Chris Mason, the CEO of Branding Brand, explains:

As we’ve watched the Galaxy Note7 recall and discontinuation play out, even more people say they will switch their smartphone brand. Consumers want to be confident in their personal safety and will choose a new smartphone accordingly. Only a week after Google’s smartphone launch, many already have their sights set on the Pixel.

Personally, I’m not too convinced that the Note 7 disaster was a direct cause of Pixel’s popularity. First of all, the sample size is way too small and vaguely-defined. 1,000 is pretty small considering there are millions of Samsung smartphone users in the world.

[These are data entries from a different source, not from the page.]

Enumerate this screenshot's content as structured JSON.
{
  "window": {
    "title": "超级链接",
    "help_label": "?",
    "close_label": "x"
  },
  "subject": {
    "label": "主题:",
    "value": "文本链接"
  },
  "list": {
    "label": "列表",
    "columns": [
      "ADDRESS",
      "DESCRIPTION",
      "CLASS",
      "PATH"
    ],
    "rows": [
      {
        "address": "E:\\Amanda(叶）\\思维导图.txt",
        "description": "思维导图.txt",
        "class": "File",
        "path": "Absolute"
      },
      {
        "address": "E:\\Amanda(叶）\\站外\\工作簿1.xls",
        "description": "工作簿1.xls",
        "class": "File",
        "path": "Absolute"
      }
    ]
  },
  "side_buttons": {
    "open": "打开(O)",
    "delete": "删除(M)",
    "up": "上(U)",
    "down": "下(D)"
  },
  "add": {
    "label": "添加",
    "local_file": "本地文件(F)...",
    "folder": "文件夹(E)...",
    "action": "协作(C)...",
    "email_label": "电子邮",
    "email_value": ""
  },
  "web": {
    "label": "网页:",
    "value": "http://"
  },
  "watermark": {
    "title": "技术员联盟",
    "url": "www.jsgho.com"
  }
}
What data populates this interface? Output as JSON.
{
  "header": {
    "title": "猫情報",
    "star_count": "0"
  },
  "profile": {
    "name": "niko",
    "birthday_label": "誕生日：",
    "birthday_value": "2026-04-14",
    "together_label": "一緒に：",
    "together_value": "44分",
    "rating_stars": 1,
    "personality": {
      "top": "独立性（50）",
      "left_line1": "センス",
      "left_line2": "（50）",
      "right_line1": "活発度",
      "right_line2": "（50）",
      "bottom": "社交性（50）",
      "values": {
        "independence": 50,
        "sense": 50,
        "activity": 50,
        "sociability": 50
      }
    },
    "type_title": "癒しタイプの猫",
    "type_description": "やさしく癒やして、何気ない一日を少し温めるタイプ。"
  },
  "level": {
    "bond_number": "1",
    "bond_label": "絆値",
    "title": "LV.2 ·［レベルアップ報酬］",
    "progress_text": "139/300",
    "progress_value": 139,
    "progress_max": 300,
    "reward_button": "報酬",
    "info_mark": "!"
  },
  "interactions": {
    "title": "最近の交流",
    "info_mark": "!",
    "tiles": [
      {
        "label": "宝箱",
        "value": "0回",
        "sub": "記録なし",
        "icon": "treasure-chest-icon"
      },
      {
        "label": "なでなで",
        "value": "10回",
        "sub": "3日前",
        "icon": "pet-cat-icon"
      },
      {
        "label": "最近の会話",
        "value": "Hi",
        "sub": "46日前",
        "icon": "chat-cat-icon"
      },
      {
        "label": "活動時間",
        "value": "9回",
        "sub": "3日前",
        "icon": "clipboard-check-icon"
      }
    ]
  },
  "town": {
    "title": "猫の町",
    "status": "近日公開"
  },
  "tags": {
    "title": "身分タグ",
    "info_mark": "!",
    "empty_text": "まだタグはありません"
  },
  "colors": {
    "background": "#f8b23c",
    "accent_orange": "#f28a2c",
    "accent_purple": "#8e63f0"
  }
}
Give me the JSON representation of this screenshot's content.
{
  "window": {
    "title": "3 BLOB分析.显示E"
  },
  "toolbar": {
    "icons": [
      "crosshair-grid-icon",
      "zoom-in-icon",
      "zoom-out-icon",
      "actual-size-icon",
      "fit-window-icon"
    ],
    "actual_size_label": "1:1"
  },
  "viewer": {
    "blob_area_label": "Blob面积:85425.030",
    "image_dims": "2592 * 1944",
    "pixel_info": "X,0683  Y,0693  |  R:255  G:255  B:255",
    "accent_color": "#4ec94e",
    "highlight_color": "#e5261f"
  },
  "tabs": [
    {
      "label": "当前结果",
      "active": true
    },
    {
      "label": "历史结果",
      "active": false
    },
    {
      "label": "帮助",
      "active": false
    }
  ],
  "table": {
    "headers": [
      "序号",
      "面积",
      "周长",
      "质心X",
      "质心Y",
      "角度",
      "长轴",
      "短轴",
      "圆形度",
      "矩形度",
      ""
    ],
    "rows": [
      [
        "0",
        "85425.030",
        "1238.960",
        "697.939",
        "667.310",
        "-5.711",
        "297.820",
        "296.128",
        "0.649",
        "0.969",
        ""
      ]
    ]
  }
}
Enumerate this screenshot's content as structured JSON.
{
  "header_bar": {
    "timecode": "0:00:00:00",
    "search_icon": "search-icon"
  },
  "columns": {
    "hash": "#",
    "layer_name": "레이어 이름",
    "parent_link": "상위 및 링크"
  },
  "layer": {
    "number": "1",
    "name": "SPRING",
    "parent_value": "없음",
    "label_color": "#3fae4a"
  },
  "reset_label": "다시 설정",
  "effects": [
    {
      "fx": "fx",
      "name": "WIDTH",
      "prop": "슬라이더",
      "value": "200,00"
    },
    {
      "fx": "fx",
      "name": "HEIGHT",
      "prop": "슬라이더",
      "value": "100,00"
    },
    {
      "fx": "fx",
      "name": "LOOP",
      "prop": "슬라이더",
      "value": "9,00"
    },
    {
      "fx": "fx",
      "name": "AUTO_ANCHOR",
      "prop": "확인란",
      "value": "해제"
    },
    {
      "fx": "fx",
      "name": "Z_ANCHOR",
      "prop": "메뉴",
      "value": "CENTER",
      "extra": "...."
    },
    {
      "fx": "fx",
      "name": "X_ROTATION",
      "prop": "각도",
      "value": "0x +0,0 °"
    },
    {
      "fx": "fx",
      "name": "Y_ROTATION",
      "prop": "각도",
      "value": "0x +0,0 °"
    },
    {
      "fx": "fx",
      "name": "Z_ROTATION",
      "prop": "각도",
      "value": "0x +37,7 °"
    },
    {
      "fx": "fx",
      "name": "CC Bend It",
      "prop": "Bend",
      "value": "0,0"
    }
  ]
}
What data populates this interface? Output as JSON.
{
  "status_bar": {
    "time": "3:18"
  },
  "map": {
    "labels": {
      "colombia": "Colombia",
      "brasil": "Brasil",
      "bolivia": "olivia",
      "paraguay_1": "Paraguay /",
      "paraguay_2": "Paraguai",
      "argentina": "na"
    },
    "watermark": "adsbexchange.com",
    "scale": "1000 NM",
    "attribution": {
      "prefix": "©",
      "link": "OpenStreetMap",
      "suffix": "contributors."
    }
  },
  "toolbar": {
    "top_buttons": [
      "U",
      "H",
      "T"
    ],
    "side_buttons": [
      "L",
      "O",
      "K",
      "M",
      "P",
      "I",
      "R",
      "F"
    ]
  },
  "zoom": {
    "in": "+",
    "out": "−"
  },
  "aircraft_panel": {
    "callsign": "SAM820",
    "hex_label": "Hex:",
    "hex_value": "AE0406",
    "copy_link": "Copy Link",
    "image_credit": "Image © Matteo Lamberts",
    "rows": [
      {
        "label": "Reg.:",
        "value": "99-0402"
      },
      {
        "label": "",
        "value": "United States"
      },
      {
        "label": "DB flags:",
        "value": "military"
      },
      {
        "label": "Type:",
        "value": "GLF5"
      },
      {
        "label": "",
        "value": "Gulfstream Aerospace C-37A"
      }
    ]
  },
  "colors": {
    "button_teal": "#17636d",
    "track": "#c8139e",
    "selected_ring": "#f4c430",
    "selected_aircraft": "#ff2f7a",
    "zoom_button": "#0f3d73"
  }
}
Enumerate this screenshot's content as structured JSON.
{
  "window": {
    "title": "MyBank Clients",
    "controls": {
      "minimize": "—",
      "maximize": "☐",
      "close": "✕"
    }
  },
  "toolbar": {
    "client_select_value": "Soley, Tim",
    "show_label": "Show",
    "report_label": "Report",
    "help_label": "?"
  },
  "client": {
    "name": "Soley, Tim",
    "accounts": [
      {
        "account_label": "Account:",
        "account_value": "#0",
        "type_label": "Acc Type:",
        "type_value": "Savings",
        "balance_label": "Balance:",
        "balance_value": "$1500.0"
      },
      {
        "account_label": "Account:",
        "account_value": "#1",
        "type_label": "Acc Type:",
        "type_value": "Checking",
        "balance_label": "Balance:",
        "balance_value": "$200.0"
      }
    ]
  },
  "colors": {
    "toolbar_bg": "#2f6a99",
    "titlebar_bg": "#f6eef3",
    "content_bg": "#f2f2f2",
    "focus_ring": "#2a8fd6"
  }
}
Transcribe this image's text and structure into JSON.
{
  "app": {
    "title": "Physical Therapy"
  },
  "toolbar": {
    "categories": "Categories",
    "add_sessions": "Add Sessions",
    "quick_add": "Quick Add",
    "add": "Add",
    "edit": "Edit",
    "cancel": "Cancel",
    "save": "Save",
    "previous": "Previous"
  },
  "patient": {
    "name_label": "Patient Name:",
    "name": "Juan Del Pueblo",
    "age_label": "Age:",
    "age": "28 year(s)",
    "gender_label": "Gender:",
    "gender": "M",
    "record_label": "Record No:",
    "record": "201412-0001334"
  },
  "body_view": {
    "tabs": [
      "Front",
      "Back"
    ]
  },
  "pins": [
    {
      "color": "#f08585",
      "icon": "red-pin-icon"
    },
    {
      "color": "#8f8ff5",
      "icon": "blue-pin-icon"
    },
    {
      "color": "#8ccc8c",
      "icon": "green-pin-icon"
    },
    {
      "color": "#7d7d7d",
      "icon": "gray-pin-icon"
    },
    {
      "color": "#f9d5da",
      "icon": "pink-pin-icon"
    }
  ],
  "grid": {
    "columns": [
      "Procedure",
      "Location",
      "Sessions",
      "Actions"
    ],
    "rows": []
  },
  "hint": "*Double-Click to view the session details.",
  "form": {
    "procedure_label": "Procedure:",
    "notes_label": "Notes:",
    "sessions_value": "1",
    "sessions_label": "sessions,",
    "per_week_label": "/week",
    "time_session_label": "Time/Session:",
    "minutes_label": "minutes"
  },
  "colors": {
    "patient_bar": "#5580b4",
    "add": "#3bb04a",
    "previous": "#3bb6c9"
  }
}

Also, “1,000 Samsung smartphone owners” could mean 1,000 Samsung Galaxy J owners. Of course these users would want an upgrade to a Pixel phone, an iPhone, or anything that’s better – this may not be a direct result of the Galaxy Note 7’s discontinuation. It’s a typical case where correlation does not necessarily mean causation. And even if those 1,000 respondents were Galaxy Note 7 owners, it doesn’t really correspond with Samsung’s official data that said 90 percent of Note 7 users were sticking with the device.

This may not be a direct result of the Galaxy Note 7’s discontinuation. It’s a typical case where correlation does not necessarily mean causation.